Dans les noirceurs du fond de sa grotte, 'Gallareto' s’apprête à s’élancer dans le ruedo. José Liria Fernández, 38 ans au compteur dans quelques semaines dont 15 depuis l’alternative, s’avance lentement et résolument vers la porte du toril. Il s’agenouille. Se signe. Ajuste encore une fois les plis de sa cape. La porte s’ouvre. 'Gallareto' explose dans le ruedo, les jarrets tendus, trébuche puis hésite une seconde qui paraît une éternité avant de s’élancer enfin. Sur le maestro. Hurlements d’horreur. Pepín se relève, l’habit en capilotade et le cœur à trois cents battements par minute, et lui sert une série de véroniques de guerrier cocaïné. Les pupilles reprennent leur taille normale et les poils sur les bras regagnent leur place.
'Gallareto' continue de foncer sur tout ce qui encombre le sable, son nouveau territoire : chevaux, picadors, bouts de cape, banderilleros, tout y passe. Son fin museau, que l’on dirait cousu par le meilleur ouvrier de chez Fermín, trace inlassablement son chemin sur l’ocre de la piste. Il retrouve face à lui Pepín Liria, muni de sa muleta, de son épée et de son gros cœur au milieu. La bête n’en finit pas de charger et de charger encore. Pepín s’accroche, arrache des séries méritoires et, même si le vaillant bipède demeure en dessous des qualités de son apposant, on se laisse doucement bercer par l’harmonie qui se dégage du face-à-face. Jusqu’à en oublier que la noblesse des Albaserada est trompeuse, et qu’à ne pas dominer son adversaire, on prend le risque de la cogida fulgurante. Dont acte. Pepín est pris à nouveau, dans une naturelle, et s’en va rejoindre un instant les martinets avant de retomber lourdement sur le sol. Où il est repris, mais cette fois le fauve ne semble pas disposé à l’épargner. Le maestro ne devra son salut qu’au courage ébouriffant de son peón Carlos Casanova, qui démontre de façon éclatante que los de plata pueden ser de oro.
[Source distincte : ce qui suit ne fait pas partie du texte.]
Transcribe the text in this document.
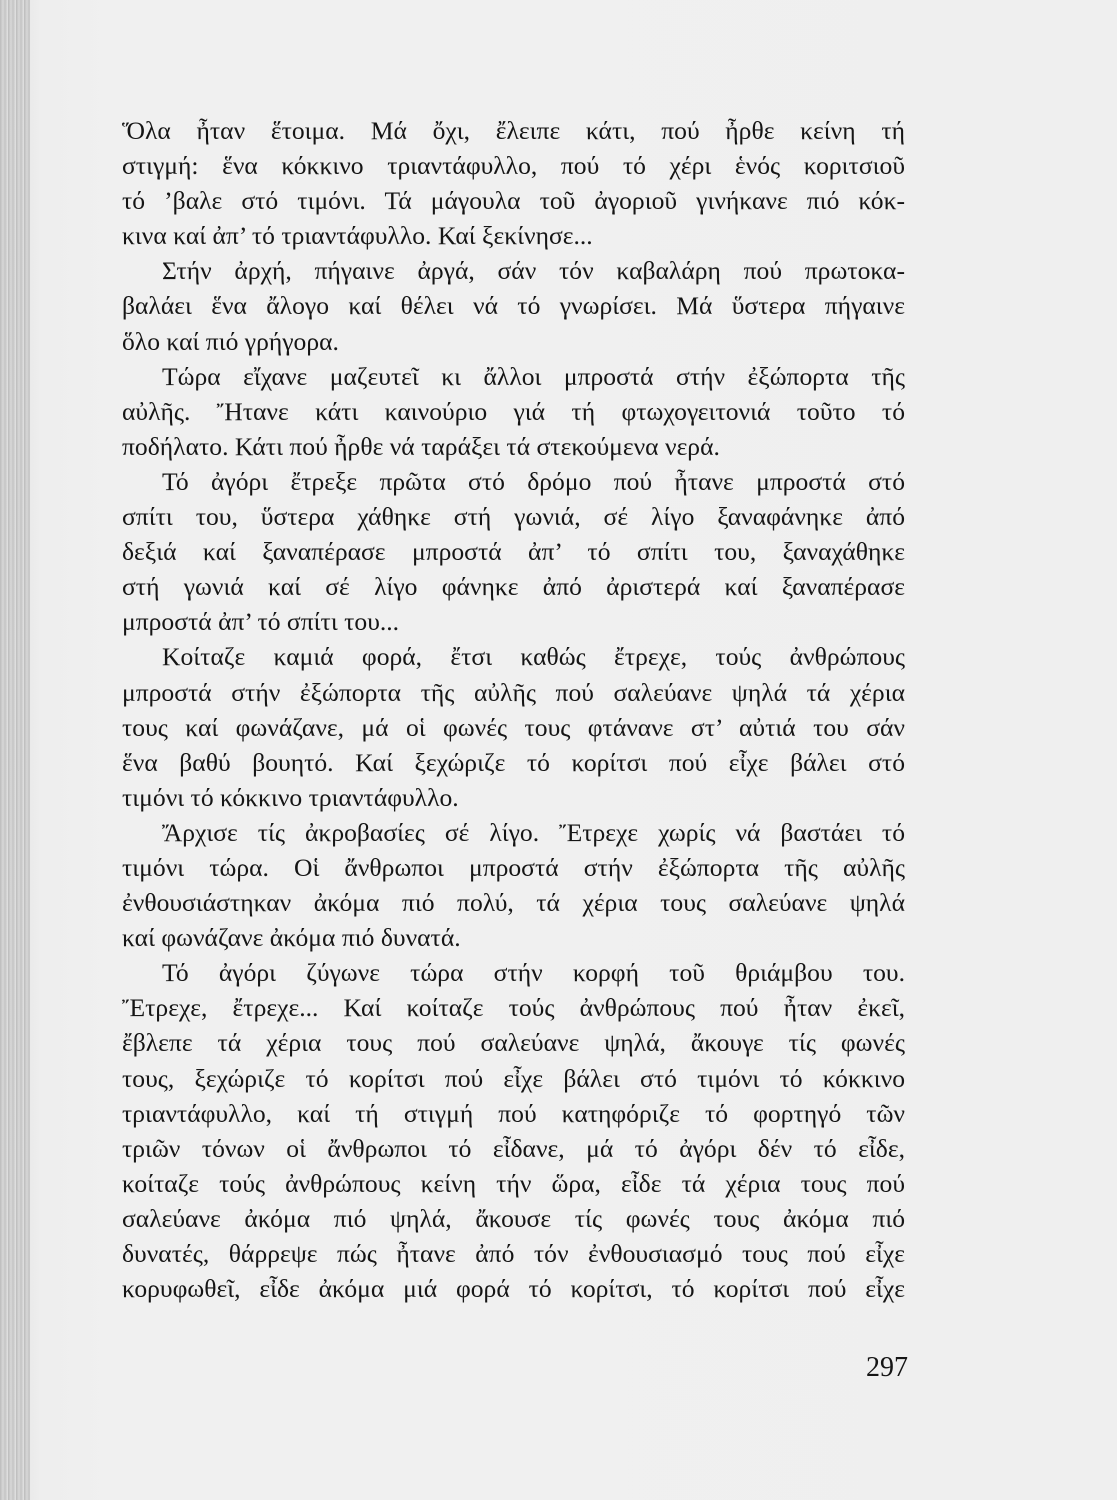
Ὅλα ἦταν ἕτοιμα. Μά ὄχι, ἔλειπε κάτι, πού ἦρθε κείνη τή
στιγμή: ἕνα κόκκινο τριαντάφυλλο, πού τό χέρι ἑνός κοριτσιοῦ
τό ’βαλε στό τιμόνι. Τά μάγουλα τοῦ ἀγοριοῦ γινήκανε πιό κόκ-
κινα καί ἀπ’ τό τριαντάφυλλο. Καί ξεκίνησε...
Στήν ἀρχή, πήγαινε ἀργά, σάν τόν καβαλάρη πού πρωτοκα-
βαλάει ἕνα ἄλογο καί θέλει νά τό γνωρίσει. Μά ὕστερα πήγαινε
ὅλο καί πιό γρήγορα.
Τώρα εἴχανε μαζευτεῖ κι ἄλλοι μπροστά στήν ἐξώπορτα τῆς
αὐλῆς. Ἤτανε κάτι καινούριο γιά τή φτωχογειτονιά τοῦτο τό
ποδήλατο. Κάτι πού ἦρθε νά ταράξει τά στεκούμενα νερά.
Τό ἀγόρι ἔτρεξε πρῶτα στό δρόμο πού ἦτανε μπροστά στό
σπίτι του, ὕστερα χάθηκε στή γωνιά, σέ λίγο ξαναφάνηκε ἀπό
δεξιά καί ξαναπέρασε μπροστά ἀπ’ τό σπίτι του, ξαναχάθηκε
στή γωνιά καί σέ λίγο φάνηκε ἀπό ἀριστερά καί ξαναπέρασε
μπροστά ἀπ’ τό σπίτι του...
Κοίταζε καμιά φορά, ἔτσι καθώς ἔτρεχε, τούς ἀνθρώπους
μπροστά στήν ἐξώπορτα τῆς αὐλῆς πού σαλεύανε ψηλά τά χέρια
τους καί φωνάζανε, μά οἱ φωνές τους φτάνανε στ’ αὐτιά του σάν
ἕνα βαθύ βουητό. Καί ξεχώριζε τό κορίτσι πού εἶχε βάλει στό
τιμόνι τό κόκκινο τριαντάφυλλο.
Ἄρχισε τίς ἀκροβασίες σέ λίγο. Ἔτρεχε χωρίς νά βαστάει τό
τιμόνι τώρα. Οἱ ἄνθρωποι μπροστά στήν ἐξώπορτα τῆς αὐλῆς
ἐνθουσιάστηκαν ἀκόμα πιό πολύ, τά χέρια τους σαλεύανε ψηλά
καί φωνάζανε ἀκόμα πιό δυνατά.
Τό ἀγόρι ζύγωνε τώρα στήν κορφή τοῦ θριάμβου του.
Ἔτρεχε, ἔτρεχε... Καί κοίταζε τούς ἀνθρώπους πού ἦταν ἐκεῖ,
ἔβλεπε τά χέρια τους πού σαλεύανε ψηλά, ἄκουγε τίς φωνές
τους, ξεχώριζε τό κορίτσι πού εἶχε βάλει στό τιμόνι τό κόκκινο
τριαντάφυλλο, καί τή στιγμή πού κατηφόριζε τό φορτηγό τῶν
τριῶν τόνων οἱ ἄνθρωποι τό εἶδανε, μά τό ἀγόρι δέν τό εἶδε,
κοίταζε τούς ἀνθρώπους κείνη τήν ὥρα, εἶδε τά χέρια τους πού
σαλεύανε ἀκόμα πιό ψηλά, ἄκουσε τίς φωνές τους ἀκόμα πιό
δυνατές, θάρρεψε πώς ἦτανε ἀπό τόν ἐνθουσιασμό τους πού εἶχε
κορυφωθεῖ, εἶδε ἀκόμα μιά φορά τό κορίτσι, τό κορίτσι πού εἶχε
297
Le banderillero saute littéralement sur le taureau, le saisit par les cornes de façon hallucinante et sauve ainsi la vie de son maestro, avant de s’éjecter sur le côté, sans oublier de dessiner derrière lui avec son bras un geste destiné, au cas où, à dévier la charge du tueur. Pepín Liria reprend le leurre et, fou de rage, après quelques nouveaux coups de drapelet, place son coriace adversaire près du centre du rond où il l’estoque, s’empressant ensuite d’éloigner la ronde funèbre des peones, pour le laisser mourir en brave, bouche toujours cousue, après un ultime combat.
Le triomphe d’un vaincu, aurait pu à nouveau titrer Vidal, tant il est vrai que malgré la suprématie du Victorino, Pepín Liria sort encore une fois grandi de la lutte à mort.
'Melonito' fait à son tour sa sortie. Encore un grand taureau, mais différent, pour la lidia duquel Antonio Ferrera doit trouver un autre sitio, plus près des cornes veletas du bicho. Un taureau de trois tiers, et non pas comme souvent seulement de troisième. Un taureau dont on aurait aimé voir la bravoure mieux s’exprimer face à la cavalerie, mais que l’on préféra économiser en vue de poses de banderilles certes couillues et engagées, mais pas toréées. Le torero de Villafranco del Guadiana parvient à composer un superbe bouquet de naturelles sur la base brute des charges longues et répétitives du fauve. Ferrera se bat, utilise pour une fois à bon escient sa tauromachie explosive, puise au fond de ses ressources inédites et insoupçonnées, laisse ses pitreries au vestiaire.
Et lui aussi perd la partie. La faena baisse d’intensité et s’achève sur une mise à mort défectueuse. Mais 'Melonito' l’aura hissé vers ces hauteurs du toreo dont lui-même, sans doute, ne se savait pas capable.
Se révéler face à plus fort que soi. Grâce à son adversaire, puiser en son for intérieur des qualités, un courage, un honneur qui nous dépassent presque. Tel aura été le leitmotiv de cet après-midi de taureaux. Manuel Jesús 'El Cid' a dominé son sujet avec une extraordinaire maestria, nous offrant encore une fois des gestes magnifiques ressortant d’un ensemble parfaitement maîtrisé et conduit, avec intelligence et beauté, sauf au moment de la mise à mort. Mais sa domination n’aura pas tout écrasé sur son passage ; elle aura laissé de la place aux émotions nées de la fragilité intrinsèque de l’Homme.
Ce jeudi 3 avril 2008, dans les arènes de la Real Maestranza, des hommes ont rencontré des taureaux.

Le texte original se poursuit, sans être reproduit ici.